Wie immer möchte die Wochenschau von Hal Faber den Blick für die Details schärfen: Die sonntägliche Wochenschau ist Kommentar, Ausblick und Analyse. Sie ist Rück- wie Vorschau zugleich. Und, wie mittlerweile jedes Jahr im Sommer, auch ein Anlass zum Rätseln. Wegen der gestellten Fragen des Sommerrätsels. Ein letztes Mal für dieses Jahr. Und dann wird gefeiert.

Was war.

"Siehe! Da löste sein Schiff der fernhinsinnende Kaufmann,
Froh, denn es wehet' auch ihm die beflügelnde Luft, und die Götter
Liebten so, wie der Dichter auch ihn, dieweil er die guten
Gaben der Erd' ausglich und Fernes Nahem vereinte."

Hölderlin mit H wie heise online begleitet den nicht mehr ganz so kleinen Verlag in der norddeutschen Tiefebene mitsamt seinen gewitzten Kaufleuten (Männern und Frauen) in die nächste Zukunft. Von der wir recht wenig wissen, nur dies, dass in 30 Jahren tapfere Forenten aus dem OTF den Fischen Einhalt gebieten.

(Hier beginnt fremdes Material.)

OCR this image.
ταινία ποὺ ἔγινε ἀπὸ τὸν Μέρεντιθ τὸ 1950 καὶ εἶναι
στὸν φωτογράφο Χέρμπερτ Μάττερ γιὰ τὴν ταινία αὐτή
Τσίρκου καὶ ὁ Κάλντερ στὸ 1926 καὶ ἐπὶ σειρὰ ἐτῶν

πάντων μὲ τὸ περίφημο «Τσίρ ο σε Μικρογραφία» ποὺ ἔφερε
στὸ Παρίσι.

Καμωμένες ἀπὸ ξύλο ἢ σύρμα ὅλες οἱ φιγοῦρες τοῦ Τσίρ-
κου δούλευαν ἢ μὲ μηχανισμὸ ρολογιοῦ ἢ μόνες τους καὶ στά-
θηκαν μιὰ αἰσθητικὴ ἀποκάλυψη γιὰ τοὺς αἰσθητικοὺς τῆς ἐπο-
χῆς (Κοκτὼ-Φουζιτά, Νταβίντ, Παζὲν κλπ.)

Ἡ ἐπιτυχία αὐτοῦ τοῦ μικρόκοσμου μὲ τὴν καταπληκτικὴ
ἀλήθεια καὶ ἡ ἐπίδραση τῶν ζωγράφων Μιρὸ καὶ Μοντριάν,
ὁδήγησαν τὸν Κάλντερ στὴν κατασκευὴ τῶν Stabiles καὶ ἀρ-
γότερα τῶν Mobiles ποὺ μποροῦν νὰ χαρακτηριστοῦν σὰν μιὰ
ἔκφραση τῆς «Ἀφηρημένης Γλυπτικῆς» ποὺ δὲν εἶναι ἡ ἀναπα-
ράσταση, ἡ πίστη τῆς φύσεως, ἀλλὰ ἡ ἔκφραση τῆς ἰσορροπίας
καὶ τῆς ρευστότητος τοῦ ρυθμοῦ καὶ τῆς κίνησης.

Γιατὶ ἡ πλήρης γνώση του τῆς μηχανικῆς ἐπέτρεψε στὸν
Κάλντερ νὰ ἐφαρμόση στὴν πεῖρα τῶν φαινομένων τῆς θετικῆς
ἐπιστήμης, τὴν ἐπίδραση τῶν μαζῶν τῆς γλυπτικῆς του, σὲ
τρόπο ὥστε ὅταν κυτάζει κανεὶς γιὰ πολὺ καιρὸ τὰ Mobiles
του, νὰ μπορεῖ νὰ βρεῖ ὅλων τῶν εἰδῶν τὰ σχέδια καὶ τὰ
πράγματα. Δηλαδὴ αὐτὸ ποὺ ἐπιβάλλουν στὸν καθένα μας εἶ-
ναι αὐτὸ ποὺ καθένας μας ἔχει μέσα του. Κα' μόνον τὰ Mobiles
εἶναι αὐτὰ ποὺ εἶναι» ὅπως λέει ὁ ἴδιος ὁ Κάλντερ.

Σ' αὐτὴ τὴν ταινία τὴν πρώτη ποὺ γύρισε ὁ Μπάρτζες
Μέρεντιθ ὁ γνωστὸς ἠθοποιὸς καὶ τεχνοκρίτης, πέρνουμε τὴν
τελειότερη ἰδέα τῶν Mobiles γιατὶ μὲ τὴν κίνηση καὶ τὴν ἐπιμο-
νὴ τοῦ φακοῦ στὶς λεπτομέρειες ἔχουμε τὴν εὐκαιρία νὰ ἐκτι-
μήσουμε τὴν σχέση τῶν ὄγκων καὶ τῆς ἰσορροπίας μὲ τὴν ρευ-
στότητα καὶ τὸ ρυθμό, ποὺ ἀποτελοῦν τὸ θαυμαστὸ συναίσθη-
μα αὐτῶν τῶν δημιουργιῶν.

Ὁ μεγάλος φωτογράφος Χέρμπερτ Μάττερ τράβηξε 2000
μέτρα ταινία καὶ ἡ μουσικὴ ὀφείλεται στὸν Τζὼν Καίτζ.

Noch aber schreiben wir das Jahr 2016 und die große Party steht an, mit <fischrüberreich> und gern kritisierten Bratwürsten, Fischstäbchen und Sackhüpfen. Eigens deshalb dreht sich diese Wochenschau mit inkludiertem Sommerrätsel um die Geschichte von heise online. Es ist klar, dass dabei die Altvorderen im Vorteil sind beim heiteren Rätselraten, weil jüngere Ereignisse aus dieser Blasenwelt sehr einfach zu finden sind. Und was war schon los, so vor 10 Jahren? Der fernhinsinnede Journalist sieht seine Grenzen, wenn er Fernes und Nahes vermischen will.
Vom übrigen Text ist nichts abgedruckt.